Still, as this Beauty and the Beast story develops, there are a few lessons we can learn:
- It would be amazing for Hollywood to increase the presence of LGTIQ+ characters in films. However, stunts and gimmicks will only serve to undermine the message of inclusion and diversity. Visibility = good, tokenism = bad.
- If you’re going to announce that a character in your movie is gay, make sure that you can control the message. Bill Condon has now said that the issue of LeFou’s sexuality in the film has been overstated.
- Don’t assume that there will be a positive reaction to altering an established character, while it is 2017, people still struggle with change.
- Normalise gay characters. Write more LGBTIQ+ roles. Get to a place where you don’t need to announce that you have the “first openly gay” character for any particular studio.
- If you’re releasing a promotional teaser clip for a film, make sure it represents a finished product. If you have to go back and edit the film after receiving feedback on the clip, consider a test screening in the future.
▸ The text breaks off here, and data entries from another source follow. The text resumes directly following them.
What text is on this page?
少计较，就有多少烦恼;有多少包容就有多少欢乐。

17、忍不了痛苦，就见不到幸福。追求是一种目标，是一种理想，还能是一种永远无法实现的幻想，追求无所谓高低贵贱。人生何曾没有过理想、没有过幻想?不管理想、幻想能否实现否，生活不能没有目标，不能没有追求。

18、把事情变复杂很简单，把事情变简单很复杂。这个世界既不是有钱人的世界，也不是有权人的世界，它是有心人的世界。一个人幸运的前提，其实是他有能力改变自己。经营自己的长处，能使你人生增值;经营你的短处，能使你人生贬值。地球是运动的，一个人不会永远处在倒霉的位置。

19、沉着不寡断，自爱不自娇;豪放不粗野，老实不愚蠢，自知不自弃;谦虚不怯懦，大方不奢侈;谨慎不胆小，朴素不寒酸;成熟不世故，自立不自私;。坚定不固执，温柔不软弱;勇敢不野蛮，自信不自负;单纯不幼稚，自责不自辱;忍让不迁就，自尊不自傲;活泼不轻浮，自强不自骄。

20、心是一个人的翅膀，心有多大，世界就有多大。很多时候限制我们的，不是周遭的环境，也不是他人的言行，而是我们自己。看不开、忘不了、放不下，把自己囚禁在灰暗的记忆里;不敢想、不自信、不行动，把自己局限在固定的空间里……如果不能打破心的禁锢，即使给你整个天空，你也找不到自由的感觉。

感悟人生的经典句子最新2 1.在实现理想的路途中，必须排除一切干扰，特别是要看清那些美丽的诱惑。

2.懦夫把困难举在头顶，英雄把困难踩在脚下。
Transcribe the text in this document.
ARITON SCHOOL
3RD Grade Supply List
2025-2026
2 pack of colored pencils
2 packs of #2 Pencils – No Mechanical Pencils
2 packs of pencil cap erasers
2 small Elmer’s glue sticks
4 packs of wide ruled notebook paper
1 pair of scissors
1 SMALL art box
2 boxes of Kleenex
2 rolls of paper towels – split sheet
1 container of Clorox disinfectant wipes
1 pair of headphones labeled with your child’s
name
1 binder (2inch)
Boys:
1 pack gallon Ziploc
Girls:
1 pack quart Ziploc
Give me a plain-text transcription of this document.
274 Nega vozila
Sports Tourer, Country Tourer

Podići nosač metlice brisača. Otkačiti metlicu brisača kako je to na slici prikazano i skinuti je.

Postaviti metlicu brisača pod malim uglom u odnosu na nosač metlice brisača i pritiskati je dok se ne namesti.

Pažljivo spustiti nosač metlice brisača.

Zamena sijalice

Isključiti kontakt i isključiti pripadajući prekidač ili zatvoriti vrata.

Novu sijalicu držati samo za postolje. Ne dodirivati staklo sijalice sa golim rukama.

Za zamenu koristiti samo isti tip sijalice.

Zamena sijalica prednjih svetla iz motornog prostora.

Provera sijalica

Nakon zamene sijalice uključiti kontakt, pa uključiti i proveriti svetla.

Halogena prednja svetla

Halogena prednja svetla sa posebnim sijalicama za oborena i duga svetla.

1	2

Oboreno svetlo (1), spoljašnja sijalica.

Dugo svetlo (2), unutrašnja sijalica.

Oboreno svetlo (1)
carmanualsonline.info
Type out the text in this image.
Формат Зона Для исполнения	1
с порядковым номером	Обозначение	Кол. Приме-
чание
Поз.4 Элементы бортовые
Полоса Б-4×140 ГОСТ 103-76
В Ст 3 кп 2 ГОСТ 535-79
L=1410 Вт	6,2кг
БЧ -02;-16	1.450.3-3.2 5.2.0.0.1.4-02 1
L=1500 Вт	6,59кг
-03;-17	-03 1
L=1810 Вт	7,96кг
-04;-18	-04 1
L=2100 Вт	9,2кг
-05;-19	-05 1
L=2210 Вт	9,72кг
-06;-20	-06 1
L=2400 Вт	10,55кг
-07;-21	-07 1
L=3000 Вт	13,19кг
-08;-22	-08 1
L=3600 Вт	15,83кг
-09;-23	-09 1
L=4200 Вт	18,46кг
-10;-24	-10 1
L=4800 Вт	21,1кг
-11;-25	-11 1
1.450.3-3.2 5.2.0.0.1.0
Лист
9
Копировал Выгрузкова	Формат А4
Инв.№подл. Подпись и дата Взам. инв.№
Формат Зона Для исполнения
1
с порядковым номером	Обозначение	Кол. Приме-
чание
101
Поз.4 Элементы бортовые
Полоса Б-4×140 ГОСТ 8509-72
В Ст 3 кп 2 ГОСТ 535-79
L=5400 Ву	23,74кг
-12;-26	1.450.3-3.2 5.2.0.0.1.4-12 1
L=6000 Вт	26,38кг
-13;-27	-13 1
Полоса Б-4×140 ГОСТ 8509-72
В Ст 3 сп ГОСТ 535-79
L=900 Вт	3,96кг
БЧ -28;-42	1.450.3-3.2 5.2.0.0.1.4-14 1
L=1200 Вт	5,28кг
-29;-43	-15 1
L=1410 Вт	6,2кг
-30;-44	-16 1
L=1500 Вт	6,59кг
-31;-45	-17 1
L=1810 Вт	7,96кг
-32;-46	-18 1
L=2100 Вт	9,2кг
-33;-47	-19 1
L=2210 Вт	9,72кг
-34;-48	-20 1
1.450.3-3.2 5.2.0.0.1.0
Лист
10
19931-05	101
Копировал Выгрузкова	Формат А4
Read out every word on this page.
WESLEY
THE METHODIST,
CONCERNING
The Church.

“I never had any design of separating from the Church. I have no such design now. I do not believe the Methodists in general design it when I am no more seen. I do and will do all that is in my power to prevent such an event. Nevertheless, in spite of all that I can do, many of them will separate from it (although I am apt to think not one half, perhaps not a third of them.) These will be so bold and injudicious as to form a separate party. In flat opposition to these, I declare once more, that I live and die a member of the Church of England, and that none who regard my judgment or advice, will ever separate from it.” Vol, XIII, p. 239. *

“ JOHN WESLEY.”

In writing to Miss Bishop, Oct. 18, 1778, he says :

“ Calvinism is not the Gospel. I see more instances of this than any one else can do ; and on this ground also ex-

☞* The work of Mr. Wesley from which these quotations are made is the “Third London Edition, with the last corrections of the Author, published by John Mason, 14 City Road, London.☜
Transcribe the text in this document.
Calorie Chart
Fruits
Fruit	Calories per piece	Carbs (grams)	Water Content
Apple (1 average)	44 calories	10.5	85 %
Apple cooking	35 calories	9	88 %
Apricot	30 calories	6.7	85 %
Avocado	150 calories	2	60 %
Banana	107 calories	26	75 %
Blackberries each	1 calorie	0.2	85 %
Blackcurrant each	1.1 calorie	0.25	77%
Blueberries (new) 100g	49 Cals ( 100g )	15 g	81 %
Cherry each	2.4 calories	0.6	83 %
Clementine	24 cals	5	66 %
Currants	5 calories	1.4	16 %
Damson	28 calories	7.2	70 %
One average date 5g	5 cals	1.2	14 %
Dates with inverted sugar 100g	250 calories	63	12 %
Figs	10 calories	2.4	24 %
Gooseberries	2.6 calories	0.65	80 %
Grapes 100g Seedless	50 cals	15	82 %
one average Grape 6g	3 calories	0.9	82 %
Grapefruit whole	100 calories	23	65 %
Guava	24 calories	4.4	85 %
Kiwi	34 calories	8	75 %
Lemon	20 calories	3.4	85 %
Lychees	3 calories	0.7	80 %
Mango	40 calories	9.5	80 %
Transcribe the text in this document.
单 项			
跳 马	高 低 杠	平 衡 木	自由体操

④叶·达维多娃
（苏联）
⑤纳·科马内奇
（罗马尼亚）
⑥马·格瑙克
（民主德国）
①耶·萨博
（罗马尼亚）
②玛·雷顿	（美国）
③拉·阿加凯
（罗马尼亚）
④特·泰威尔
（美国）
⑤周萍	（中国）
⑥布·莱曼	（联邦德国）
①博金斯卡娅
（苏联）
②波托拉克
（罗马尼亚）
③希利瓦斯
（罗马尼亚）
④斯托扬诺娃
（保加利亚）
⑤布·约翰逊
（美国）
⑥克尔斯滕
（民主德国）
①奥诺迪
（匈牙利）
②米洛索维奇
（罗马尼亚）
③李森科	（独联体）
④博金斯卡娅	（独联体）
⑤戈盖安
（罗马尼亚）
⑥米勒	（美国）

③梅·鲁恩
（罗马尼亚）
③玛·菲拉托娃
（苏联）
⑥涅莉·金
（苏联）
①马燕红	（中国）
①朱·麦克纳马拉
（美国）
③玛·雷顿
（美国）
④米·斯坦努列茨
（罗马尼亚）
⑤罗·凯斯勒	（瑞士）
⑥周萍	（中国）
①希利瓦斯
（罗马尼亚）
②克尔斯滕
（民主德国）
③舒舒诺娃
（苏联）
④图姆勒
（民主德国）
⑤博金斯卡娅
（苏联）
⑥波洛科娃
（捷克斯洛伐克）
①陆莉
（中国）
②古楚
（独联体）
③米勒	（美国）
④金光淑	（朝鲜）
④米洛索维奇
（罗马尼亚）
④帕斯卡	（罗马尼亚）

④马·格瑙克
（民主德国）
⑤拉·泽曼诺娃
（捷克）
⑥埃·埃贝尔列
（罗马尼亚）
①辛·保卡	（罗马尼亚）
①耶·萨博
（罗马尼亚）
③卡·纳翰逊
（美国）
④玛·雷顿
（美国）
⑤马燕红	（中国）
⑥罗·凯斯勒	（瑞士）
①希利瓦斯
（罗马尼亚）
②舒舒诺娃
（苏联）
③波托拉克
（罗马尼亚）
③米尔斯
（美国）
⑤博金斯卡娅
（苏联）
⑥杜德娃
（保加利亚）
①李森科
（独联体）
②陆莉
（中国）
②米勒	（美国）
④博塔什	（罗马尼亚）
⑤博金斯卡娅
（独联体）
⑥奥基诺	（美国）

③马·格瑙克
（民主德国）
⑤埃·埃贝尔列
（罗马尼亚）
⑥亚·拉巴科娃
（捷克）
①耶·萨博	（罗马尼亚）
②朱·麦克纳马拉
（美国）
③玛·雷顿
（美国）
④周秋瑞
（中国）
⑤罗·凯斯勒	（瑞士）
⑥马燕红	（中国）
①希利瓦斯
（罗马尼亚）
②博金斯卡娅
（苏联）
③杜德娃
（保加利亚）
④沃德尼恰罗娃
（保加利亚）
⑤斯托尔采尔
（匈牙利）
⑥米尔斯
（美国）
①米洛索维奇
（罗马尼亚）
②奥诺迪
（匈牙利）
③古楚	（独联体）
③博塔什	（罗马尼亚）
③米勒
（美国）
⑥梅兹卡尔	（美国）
- Editing makes or breaks a film. Stop outsourcing this vital job to the lowest bidder.
- Stop using gimmicks to promote inferior films. If you want to promote your film but don’t think it’s good enough on its own, make a better film.
I am open minded with regard to these changes. I know that more gay characters in films is a good thing, but I’m not so naïve as to believe that this media storm wasn’t a stunt. Be safe, stay woke.
Your friend and ally,
For clarification, this is how the song sounds in the original Disney cartoon. The lyrics are clear, the music is subtle and yet prominent enough to be memorable, there’s no straining to understand what is being said about the film’s antagonist. Mr Condon could learn a thing or two.